Cigarros eletrônicos causam mesmos danos que os convencionais, alerta médica

Foto: Divulgação

O que preocupa especialistas é que esses equipamentos ganharam espaço muito rápido, principalmente entre jovens

Atração entre os jovens, por oferecer uma infinidade de sabores e aromas, os cigarros eletrônicos até parecem inofensivos, no entanto, esses vaporizadores, como são chamados, também causam doenças cardiovasculares e não há diferença em risco de infarto e AVC ao fumar um cigarro convencional ou eletrônico, como explica a cardiologista da Santa Casa de Piracicaba, Juliana Previtalli.

De acordo com o Inca (Instituto Nacional de Câncer), esses Defs (Dispositivos Eletrônicos para Fumar) não são seguros e possuem substâncias tóxicas além da nicotina. Sendo assim, o cigarro eletrônico também pode causar doenças respiratórias, como o enfisema pulmonar, dermatite e câncer. Ainda seguindo o Instituto, estudos mostram que os níveis de toxicidade podem ser tão prejudiciais quanto os do cigarro tradicional, já que combinam substâncias tóxicas com outras que muitas vezes apenas mascaram os efeitos danosos.

O que tem preocupado os especialistas é que esses Defs ganharam espaço muito rápido principalmente entre os mais jovens, reacendendo o debate sobre o tabagismo. De acordo com a cardiologista Juliana, a nicotina (que está presente seja nos cigarros tradicionais ou eletrônicos e também nos narguilés)é uma droga psicoativa, que provoca dependência no fumante.

“Ao ser inalada, a nicotina produz alterações no Sistema Nervoso Central, modificando o estado emocional e comportamental dos indivíduos, da mesma forma como ocorre com a cocaína, heroína e o álcool.

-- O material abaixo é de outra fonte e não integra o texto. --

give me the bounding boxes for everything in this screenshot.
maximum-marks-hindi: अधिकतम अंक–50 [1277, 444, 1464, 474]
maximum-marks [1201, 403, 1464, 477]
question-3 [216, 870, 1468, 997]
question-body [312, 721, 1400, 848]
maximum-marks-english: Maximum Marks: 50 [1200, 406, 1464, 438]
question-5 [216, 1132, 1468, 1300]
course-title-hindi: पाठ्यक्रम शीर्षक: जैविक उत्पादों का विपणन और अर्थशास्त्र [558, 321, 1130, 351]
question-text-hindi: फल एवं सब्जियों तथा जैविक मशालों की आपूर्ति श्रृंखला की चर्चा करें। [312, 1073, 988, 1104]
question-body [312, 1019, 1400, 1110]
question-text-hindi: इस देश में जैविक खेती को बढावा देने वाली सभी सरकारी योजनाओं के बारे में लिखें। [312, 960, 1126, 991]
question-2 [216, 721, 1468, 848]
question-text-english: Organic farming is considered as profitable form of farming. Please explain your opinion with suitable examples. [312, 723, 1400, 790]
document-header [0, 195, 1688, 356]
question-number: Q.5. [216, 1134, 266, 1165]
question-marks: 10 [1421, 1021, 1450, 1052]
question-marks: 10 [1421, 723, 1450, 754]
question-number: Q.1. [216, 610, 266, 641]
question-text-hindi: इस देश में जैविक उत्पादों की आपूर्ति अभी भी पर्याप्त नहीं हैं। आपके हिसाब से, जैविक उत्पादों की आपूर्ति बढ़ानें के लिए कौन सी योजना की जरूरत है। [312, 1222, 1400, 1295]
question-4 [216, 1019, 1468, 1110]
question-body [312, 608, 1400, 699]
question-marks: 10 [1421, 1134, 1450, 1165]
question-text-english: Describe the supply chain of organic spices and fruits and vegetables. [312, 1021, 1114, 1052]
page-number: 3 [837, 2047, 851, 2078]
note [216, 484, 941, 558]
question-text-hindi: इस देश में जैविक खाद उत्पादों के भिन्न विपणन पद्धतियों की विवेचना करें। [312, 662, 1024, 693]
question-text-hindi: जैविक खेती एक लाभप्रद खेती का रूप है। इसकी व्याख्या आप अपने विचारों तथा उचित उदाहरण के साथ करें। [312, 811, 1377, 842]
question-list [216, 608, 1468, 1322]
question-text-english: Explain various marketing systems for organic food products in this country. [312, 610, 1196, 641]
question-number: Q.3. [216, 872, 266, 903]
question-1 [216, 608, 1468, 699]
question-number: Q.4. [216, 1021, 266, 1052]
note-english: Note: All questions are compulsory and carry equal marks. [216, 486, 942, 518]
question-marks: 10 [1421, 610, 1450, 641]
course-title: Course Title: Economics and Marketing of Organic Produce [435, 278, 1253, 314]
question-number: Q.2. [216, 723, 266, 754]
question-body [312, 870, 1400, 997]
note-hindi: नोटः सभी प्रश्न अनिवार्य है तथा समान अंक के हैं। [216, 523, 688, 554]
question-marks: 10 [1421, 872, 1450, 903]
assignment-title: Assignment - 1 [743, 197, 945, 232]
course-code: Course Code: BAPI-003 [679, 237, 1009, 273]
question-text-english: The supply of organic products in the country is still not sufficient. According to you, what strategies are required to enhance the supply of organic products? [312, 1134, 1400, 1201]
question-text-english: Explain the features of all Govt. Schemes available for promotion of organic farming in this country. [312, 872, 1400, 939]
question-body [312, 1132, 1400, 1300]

Com o passar do tempo, o fumante passa a ter necessidade de consumir cada vez mais o produto e aumenta também o risco de se desenvolver doenças crônicas não transmissíveis, que podem levar à invalidez e à morte”, ressalta Juliana.

“Quem se torna dependente da nicotina tem duas a quatro vezes mais risco de ter um infarto, duas a quatro vezes mais risco de ter um acidente vascular cerebral; 12 vezes mais risco de ter um enfisema pulmonar e 23 vezes mais de desenvolver câncer de pulmão”, alerta.

Juliana explica ainda que esses dispositivos mais modernos, chamados de quarta geração, conhecidos por Pods (que tem formato de pen drive e são carregados por USB) utilizam sais de nicotina, que foram criados pela indústria para produzir altas concentrações e, assim, gerar maior dependência. 

CAMPANHA
Segundo dados do Vigitel (Sistema de Vigilância de Fatores de Risco e Proteção para Doenças Crônicas por Inquérito Telefônico) em 2021, o percentual total de fumantes com 18 anos ou mais no Brasil era de 9,1%. Se formos mais longe, os números assustam e também mostram a eficiência da campanha antitabagismo implantada no País. De acordo com a Pesquisa Nacional sobre Saúde e Nutrição em 1989, 34,8% da população brasileira acima de 18 anos era fumante.

Uma queda expressiva nesses números foi observada a partir do ano de 2003, quando na Pesquisa Mundial de Saúde, o percentual observado foi de 22,4%. No ano de 2008, segundo a Pesquisa Especial sobre Tabagismo este percentual era de 18,5% e em 2019, o total de adultos fumantes estava em 12,6%.

Segundo Juliana, esses cigarros eletrônicos podem representar uma regressão a todo combate ao fumo realizado nas últimas décadas e que vinham surtindo efeito entre a população.